The U.S. National Institute of Standards and Technology (NIST) recently hosted a two-day workshop that gathered experts from the medical imaging and artificial intelligence communities. The objective was to develop standards for a new system that is envisioned to serve as a “diagnostic cockpit”, providing clinicians with data needed to diagnose and treat patients while artificial intelligence (AI) analyses that data for informed decision making.
Such a system would leverage large volumes of data, including a patient’s genetic information, medical history and high-resolution imaging data such as CT scans and mammograms. Integrating this data with AI technology will improve diagnostic quality for everything from coronary artery disease to metastatic cancer to neurodegenerative disorders while improving patient outcomes and reducing healthcare costs, according to an NIST blog post by Denis Bergeron, a research chemist, and Michael Garris, a senior scientist, who both work at the institute.
Today, an existing standard called DICOM (Digital Imaging and Communication in Medicine) ensures that medical imaging devices' output data is in a standard format so that the images can be viewed and analysed on any workstation. Creating the diagnostic cockpit will require the development of standards for even larger and more complex data streams, according to the authors.
Healthcare already generates massive amounts of data, and the volume of that data will increase dramatically as personal genomics and high-resolution medical imaging become more widespread. Standardised data at scale will fuel machine learning and create new generations of analytic and diagnostic models.
"With AI’s ability to perform millions of incredibly complex weighing and correlation-finding calculations in a short period of time, human diagnostic teams will be able to quickly identify patterns and associations that they would otherwise miss. This will allow the human team to be more productive and effective while delivering precise and personalised treatments," write Bergeron and Garris.
Workshop participants included radiologists and other medical specialists, medical imaging device manufacturers, researchers, data scientists and representatives from several federal agencies. Discussions focused on identifying the standards needed to integrate big medical data with AI. Those standards include new data formats, imaging protocols, performance metrics, human/computer interfaces and data visualisation techniques.

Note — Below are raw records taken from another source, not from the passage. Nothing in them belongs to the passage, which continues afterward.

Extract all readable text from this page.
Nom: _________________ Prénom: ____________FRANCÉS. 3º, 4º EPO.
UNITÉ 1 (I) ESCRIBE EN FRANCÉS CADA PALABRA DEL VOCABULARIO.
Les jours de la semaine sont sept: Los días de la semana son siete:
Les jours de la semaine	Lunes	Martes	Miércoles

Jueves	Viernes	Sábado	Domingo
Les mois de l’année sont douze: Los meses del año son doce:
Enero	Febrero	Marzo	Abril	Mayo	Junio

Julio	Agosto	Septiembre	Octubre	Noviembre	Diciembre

NIST has a long history of helping industries create robust standards to calibrate disparate measurements and make them interoperable. "What this means in this context is that a diagnostic team will be able to prescribe tests that measure cholesterol levels, the density of breast tissue, or the uptake of a drug as revealed through medical imaging. Physical measurement standards will ensure that the data these tests generate will mean the same thing across patients, over time, and when measured using devices from different manufacturers," Bergeron and Garris explain.
The NIST workshop, according to the authors, also provided a neutral venue where companies that usually compete could collaborate on standards for the benefit of the industry as a whole. The forum provided opportunities for private industry to form working partnerships with academic researchers and government.
Workshop participants reached broad agreement on several points, including the ideal characteristics of the “use cases” that we could use to demonstrate the diagnostic cockpit concept, the authors say. Breast cancer and coronary artery disease were both identified as conditions where data streams from various sources can be combined over long periods of surveillance and integrated to inform different intervention strategies with measurable outcomes. The community is poised to tackle these important conditions and show the value of an integrated diagnostics approach.
As this work continues, the authors say NIST is ready to contribute its scientific expertise gained over its long history of supporting standards for this nationally important project.